A 5.8 magnitude earthquake shook buildings and damaged a mosque in Istanbul on Thursday, sending some residents rushing from buildings. There were no immediate reports of casualties.
Witnesses in Turkey’s largest city felt buildings sway and said some offices and schools were temporarily evacuated. Distressed people gathered in open areas, trying to reach their children and relatives. Schoolchildren were immediately dismissed and schools closed for the day. Cellular networks were disabled for a few minutes due to overload.
The tremor occurred at a depth of 12.6 km, the Kandilli Observatory and Earthquake Research Institute said, locating its epicentre 70 kilometers (44 miles) west of Istanbul in the Marmara Sea, south of the town of Silivri. It struck at 1:59 p.m. (10:59 GMT).
City Mayor Ekrem Imamoglu said on Twitter there were no immediate reports of damage or severe injuries. Thirty four people were lightly injured, including one person who was reported to have broken their leg after having jumped from a second-floor window. Many citizens set up tents in parks or designated gathering points to spend the night.
In 1999, an earthquake measuring 7.6 struck the city of Izmit, 90 km southeast of Istanbul, killing more than 17,000 people. Since then, experts have been warning the next big earthquake should be expected to occur in the vicinity of Istanbul before 2030. Istanbul denizens have subconsciously been waiting for the earthquake, as shown by the level of panic seen on Thursday. Since 1999, many laws were passed to strengthen or rebuild buildings in preparation for the expected earthquake.
The Richter Magnitude Scale is a logarithmic measurement, which means a 6.0 quake is about 32 times more powerful than a 5.0. Any quake measured above 6.0 is considered a strong earthquake with property damage and casualties expected. Earthquakes above 7.0 are considered catastrophic. The strongest earthquake ever measured with the Richter scale was a 9.4 in 1960, in the Pacific Ocean near Chile. The depth of an earthquake also plays a major role in causing damage, with an earthquake closer to the surface being more dangerous.
The North Anatolian Fault crosses most of Turkey and extends into the Sea of Marmara, a few kilometers below Istanbul, which is home to more than 15 million people.
Istanbul Technical University official statement
Following the second Silivri earthquake on Thursday, experts came forward with various hypotheses regarding a possible big earthquake in Istanbul. Istanbul Technical University academics also released a statement. According to ITU, it is a critical indication that two Silivri earthquakes are located at the end of Kumburgaz segment of the Marmara fault:
“Prof. Dr. A. M. Celal Şengör, who hase been researching the Marmara Fault for many years, ITU Geological Engineering Department Head Prof. Dr. Ziyadin Çakır, Pr. Dr. M. Sinan Özeren and Lecturer Dr. Gülsen Uçarkuş have made assessments to share with the public.”

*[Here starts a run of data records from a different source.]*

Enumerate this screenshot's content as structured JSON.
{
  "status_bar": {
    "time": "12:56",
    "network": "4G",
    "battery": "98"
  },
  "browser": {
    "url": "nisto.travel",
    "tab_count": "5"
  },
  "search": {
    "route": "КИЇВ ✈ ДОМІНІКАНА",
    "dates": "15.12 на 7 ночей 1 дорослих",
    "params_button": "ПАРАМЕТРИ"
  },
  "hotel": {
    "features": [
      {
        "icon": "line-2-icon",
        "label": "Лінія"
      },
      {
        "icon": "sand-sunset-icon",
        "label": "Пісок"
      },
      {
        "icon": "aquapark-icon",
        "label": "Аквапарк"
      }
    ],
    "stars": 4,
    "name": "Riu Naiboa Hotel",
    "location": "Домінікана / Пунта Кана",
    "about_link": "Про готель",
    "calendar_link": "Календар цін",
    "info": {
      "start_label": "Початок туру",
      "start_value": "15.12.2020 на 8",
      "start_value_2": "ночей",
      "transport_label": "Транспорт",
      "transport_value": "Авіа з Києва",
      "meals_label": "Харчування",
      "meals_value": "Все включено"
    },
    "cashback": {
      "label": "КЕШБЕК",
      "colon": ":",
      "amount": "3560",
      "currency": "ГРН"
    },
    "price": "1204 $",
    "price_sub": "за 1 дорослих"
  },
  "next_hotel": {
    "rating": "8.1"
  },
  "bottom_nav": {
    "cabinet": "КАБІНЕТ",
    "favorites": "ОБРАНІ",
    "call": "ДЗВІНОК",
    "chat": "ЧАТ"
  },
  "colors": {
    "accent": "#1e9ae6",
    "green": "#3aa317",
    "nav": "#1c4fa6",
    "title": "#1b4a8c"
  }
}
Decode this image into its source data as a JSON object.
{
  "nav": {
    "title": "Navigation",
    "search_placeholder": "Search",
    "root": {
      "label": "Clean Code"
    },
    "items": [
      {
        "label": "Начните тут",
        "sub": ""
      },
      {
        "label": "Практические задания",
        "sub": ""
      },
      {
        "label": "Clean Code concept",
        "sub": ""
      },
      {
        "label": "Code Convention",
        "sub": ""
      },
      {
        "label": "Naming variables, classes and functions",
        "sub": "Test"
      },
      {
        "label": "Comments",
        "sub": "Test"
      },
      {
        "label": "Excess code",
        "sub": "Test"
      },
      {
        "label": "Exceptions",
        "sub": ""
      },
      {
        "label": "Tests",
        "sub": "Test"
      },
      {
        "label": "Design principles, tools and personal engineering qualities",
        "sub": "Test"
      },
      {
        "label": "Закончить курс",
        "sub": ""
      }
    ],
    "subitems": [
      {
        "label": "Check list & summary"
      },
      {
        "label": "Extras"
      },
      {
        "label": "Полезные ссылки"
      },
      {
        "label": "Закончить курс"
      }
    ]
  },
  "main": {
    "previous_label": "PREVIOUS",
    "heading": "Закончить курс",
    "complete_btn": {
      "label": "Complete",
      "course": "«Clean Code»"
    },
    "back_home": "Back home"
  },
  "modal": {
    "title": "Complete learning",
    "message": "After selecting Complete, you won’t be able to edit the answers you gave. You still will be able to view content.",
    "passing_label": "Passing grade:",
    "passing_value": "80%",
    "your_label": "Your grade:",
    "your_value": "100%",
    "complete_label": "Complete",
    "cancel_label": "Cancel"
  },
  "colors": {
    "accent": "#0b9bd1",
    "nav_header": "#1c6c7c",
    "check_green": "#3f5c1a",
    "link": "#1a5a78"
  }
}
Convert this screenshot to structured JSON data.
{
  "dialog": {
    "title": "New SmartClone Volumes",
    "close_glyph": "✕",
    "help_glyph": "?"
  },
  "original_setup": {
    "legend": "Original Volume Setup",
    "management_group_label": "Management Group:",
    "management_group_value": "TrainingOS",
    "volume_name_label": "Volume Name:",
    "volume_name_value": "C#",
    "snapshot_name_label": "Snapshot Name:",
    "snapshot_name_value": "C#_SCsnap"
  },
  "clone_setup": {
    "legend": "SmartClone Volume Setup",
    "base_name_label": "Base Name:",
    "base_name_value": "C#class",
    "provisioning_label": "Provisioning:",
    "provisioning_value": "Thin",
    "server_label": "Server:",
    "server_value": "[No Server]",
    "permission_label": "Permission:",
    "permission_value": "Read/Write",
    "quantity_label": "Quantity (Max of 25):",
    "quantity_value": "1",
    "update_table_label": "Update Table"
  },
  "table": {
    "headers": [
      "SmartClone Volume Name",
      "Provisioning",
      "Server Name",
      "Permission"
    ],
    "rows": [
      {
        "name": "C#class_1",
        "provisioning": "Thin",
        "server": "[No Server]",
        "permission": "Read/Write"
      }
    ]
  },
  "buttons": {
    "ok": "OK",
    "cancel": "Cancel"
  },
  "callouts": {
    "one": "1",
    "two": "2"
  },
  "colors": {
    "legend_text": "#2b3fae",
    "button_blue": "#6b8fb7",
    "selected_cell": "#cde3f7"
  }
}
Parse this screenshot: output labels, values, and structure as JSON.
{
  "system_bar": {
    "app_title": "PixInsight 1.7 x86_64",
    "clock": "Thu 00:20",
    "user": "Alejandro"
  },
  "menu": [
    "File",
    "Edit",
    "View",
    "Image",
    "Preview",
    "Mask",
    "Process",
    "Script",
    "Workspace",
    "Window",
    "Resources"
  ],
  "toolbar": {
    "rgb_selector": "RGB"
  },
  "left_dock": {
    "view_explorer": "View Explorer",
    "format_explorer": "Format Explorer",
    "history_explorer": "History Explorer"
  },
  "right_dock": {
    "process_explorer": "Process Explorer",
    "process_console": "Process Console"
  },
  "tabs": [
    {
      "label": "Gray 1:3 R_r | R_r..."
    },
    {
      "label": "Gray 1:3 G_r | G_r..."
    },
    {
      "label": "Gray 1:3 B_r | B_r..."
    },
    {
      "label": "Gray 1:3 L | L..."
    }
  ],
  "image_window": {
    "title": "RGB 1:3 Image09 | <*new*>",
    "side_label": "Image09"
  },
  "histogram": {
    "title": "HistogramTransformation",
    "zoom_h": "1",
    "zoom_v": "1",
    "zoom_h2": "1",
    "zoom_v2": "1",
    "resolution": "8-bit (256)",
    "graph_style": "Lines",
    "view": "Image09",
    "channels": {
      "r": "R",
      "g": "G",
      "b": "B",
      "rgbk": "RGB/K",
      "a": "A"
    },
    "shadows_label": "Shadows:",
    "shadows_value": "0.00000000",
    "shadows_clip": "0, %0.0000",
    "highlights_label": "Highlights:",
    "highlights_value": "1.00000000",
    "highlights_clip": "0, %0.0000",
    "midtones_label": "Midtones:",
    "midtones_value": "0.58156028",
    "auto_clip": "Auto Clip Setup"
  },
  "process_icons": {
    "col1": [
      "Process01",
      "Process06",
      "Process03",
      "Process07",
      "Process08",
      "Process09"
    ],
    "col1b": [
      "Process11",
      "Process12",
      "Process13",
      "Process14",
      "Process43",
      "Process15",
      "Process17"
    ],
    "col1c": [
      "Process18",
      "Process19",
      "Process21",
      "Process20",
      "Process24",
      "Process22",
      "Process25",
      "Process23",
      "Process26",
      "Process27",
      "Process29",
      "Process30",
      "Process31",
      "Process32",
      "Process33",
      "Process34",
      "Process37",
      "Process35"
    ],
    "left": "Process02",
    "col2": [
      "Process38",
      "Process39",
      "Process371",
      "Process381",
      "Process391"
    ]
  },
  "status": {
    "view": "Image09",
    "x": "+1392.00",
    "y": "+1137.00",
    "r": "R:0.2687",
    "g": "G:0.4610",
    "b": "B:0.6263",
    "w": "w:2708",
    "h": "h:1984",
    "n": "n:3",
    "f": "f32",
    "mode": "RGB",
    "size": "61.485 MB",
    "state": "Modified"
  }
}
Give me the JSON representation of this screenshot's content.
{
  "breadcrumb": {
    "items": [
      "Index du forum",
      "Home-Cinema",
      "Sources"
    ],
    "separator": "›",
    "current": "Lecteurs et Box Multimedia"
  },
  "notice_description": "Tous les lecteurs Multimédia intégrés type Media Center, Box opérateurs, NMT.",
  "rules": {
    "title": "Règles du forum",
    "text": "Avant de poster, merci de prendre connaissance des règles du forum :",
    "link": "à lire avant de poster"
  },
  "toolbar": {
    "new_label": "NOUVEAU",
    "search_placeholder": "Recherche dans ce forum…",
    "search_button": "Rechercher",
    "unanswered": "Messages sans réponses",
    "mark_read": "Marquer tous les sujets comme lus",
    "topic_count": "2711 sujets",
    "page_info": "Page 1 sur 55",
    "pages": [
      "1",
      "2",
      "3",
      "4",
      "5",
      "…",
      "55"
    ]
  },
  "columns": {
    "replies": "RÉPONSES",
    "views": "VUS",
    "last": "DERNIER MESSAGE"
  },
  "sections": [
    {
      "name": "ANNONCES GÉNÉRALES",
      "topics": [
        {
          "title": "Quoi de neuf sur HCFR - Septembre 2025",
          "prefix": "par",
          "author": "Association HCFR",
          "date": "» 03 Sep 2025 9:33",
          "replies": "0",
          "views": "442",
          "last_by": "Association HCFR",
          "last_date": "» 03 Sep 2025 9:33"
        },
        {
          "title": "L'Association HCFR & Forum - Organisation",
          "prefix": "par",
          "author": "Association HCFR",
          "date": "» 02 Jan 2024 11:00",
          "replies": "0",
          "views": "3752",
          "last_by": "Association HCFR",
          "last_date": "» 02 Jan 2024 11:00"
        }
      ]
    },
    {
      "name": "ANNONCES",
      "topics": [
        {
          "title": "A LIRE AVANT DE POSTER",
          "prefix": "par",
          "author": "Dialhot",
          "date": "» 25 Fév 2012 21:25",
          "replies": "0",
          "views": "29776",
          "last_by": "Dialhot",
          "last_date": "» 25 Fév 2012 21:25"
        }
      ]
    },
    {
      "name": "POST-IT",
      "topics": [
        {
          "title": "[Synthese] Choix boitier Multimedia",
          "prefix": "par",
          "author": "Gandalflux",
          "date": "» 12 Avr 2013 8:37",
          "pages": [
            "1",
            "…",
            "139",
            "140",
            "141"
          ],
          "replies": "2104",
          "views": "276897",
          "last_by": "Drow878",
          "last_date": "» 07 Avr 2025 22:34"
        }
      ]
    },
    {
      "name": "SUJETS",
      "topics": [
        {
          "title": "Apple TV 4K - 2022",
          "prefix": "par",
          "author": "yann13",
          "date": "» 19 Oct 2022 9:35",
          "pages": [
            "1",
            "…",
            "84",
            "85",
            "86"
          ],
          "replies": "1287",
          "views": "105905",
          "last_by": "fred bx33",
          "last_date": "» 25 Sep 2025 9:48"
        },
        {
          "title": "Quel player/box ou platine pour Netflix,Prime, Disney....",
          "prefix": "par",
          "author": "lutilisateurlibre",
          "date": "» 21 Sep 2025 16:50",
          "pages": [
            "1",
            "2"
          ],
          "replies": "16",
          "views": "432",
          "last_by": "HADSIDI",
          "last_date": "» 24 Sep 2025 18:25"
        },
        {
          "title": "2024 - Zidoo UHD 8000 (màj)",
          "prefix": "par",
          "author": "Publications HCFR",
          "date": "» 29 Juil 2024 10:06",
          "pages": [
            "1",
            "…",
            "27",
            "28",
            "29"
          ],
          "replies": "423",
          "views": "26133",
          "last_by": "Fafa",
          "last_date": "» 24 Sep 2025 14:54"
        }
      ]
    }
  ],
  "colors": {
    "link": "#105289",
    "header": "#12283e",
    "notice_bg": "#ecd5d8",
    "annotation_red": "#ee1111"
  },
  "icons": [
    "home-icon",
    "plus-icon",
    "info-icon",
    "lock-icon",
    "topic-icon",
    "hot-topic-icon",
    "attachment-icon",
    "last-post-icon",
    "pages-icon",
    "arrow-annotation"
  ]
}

The part of the North Anatolian Fault that extends into Sea of Marmara is usually referred to as the ‘Marmara Fault’ by geologists. The various parts of the faultline do not all behave the same. For some parts, movements on the floor called ‘creep’ occur and creates small earthquakes. For other parts of the fault, earthquakes almost never happen. The last big earthquake to happen on the Marmara Fault was the 7.4 magnitude Izmit quake in 1999. The rupture that caused that earthquake moved west towards the sea into the Bay of Izmit.
The Kumburgaz segment of the Marmara fault, which stretches from south of Avcılar to south of Silivri, is understood to be silent, which means it is expected to break. This is known as a seismic gap. Geology, geodesy and seismology studies made on the seafloor of Kumburgaz segment show that it is locked and has not moved for a long time, and thus the next big earthquake is expected to occur there. That two Silivri earthquakes were located at the end of this fault is a critical indicator.
Based on seismology data, we have concluded that both earthquakes and all aftershocks are part of the same mechanical rupture process. Based on scientific indicators, current seismic activity must be followed closely and necessary precautions must be taken. During this time, our university will continue to report expert opinions through the ITU Corporate Communication Office to prevent misinformation.”